Of course, it couldn't hurt if you stopped consulting that oversized, mutant, Mr. Softee dildo strapped to your forehead before you left comments, too, you know.
Aww, there's nothing wrong with taxation per se, so long as there is only ONE tax and it's small. Isn't taking the pork away the only real means of scaling back the government and making those in government "service" actually work for a living? (And if you happen to work in the gov and really do work, I don't mean you, I mean your boss. Ahh! Gotcha' there, didn't I?)
I don't mind rich people. Know some pretty nice ones, in fact. Wouldn't want to live that way myself - always worried about five cents on the dollar - bleh... Nonetheless, if government should have any power to regulate and restrain, it should be on that "1%" of the population that has the financial ability to advance their special interests as opposed to the other 99% who just want to get by and prosper moderately.
Youtube is fast becoming a moot media outlet, much as Rupert Murdoch's rebooted Myspace is.
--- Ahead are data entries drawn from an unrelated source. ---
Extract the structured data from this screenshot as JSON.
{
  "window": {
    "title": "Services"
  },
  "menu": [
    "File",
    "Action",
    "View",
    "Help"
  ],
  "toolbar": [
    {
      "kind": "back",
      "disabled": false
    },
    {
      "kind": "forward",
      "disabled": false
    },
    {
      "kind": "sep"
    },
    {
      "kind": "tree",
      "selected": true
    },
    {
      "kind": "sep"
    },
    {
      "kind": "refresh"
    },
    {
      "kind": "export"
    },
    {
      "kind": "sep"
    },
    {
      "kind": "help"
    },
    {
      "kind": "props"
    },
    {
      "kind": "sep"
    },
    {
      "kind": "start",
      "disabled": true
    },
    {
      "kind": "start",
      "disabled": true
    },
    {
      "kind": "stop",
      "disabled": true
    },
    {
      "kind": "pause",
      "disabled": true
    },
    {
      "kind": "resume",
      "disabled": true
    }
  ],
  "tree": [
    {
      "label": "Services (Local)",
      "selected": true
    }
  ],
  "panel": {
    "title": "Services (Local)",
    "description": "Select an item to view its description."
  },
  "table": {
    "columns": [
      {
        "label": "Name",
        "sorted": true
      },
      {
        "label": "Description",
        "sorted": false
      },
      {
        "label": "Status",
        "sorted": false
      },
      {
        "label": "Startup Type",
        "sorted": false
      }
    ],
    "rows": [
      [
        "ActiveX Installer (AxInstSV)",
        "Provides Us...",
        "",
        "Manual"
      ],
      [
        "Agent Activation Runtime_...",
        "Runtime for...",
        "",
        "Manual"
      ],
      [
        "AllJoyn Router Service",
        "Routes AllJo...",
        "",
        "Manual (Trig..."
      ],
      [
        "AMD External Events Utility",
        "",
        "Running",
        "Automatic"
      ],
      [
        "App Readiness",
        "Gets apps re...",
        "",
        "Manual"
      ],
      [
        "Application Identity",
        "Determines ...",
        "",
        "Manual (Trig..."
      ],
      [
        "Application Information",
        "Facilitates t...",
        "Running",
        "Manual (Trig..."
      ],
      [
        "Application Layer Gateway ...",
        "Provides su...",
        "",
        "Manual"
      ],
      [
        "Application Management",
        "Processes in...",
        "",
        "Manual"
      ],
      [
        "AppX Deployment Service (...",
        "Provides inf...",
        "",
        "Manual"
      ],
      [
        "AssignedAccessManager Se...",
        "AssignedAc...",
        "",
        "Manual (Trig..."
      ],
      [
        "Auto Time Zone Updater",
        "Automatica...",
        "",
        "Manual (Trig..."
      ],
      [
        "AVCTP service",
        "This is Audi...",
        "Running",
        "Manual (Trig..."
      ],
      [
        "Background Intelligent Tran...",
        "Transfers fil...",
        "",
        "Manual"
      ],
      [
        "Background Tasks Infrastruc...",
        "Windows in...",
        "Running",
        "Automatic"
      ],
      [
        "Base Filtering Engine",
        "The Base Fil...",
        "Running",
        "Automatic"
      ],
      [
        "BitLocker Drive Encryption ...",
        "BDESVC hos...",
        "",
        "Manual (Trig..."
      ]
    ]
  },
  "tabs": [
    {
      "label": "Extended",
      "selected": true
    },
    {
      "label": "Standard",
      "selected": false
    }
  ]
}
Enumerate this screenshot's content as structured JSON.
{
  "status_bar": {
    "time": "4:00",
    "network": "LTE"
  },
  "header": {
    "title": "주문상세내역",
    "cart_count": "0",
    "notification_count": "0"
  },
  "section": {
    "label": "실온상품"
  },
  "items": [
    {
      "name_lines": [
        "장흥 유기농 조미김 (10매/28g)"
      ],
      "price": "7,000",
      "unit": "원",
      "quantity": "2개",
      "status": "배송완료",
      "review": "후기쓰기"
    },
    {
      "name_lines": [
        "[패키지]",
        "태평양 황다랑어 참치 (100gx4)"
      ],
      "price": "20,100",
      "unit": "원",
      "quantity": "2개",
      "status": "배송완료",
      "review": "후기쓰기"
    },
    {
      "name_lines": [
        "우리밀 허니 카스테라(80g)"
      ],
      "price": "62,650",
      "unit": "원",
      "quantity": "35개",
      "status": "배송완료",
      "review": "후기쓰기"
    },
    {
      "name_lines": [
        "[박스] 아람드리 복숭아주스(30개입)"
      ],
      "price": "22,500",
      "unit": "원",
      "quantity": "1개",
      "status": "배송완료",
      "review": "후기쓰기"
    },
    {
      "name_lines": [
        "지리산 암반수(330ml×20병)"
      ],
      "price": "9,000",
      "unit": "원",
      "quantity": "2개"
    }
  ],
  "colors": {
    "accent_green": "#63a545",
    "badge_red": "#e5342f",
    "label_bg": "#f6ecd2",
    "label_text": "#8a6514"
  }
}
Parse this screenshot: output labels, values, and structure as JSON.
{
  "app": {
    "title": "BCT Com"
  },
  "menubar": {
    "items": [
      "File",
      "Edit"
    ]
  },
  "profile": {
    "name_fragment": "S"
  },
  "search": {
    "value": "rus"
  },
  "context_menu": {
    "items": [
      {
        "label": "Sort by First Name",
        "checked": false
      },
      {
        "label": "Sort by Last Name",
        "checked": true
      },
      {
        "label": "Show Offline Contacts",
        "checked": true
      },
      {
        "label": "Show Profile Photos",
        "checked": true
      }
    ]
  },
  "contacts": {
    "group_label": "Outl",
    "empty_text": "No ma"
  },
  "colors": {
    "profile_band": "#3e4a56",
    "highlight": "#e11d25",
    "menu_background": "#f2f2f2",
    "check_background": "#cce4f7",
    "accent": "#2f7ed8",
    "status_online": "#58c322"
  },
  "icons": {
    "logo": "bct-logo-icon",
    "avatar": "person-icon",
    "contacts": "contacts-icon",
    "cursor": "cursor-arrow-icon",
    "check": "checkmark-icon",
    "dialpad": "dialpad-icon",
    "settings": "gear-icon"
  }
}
It doesn't matter who or what is to blame; things change, usually (but not always) for the worse. Look on it as the natural decay of democratic capitalism since that what a ponzi scheme actually is: "a fraudulent investment operation that pays returns to investors from their own money or money paid by subsequent investors rather than from any actual profit earned". If that doesn't describe the FED, I don't know what does.
I think Democratic Capitalism is fading into obsolescence now because people are just too savvy to the ways that corporations have been manipulating them psychologically for the last 50 years; pigeon-holing people into demographic, SRI VALS consumer groups, leading them by the nose via media and political outlets and the like. It's kind of humbling to realise that I've been part of that for the last 30 years... Corporations have taken over the administration of the Government, and quite frankly, people are growing tired of Nike, Coke, McDonald's, Microsoft and News Corp. making all the rules and telling us who we are, how and where to live and what we should eat, drink and wear.
It's great to live in a society of convenience, but not at the expense of my liberties. Losing those piecemeal has been the greatest inconvenience of all.
That was seriously useless. Talk about redundant.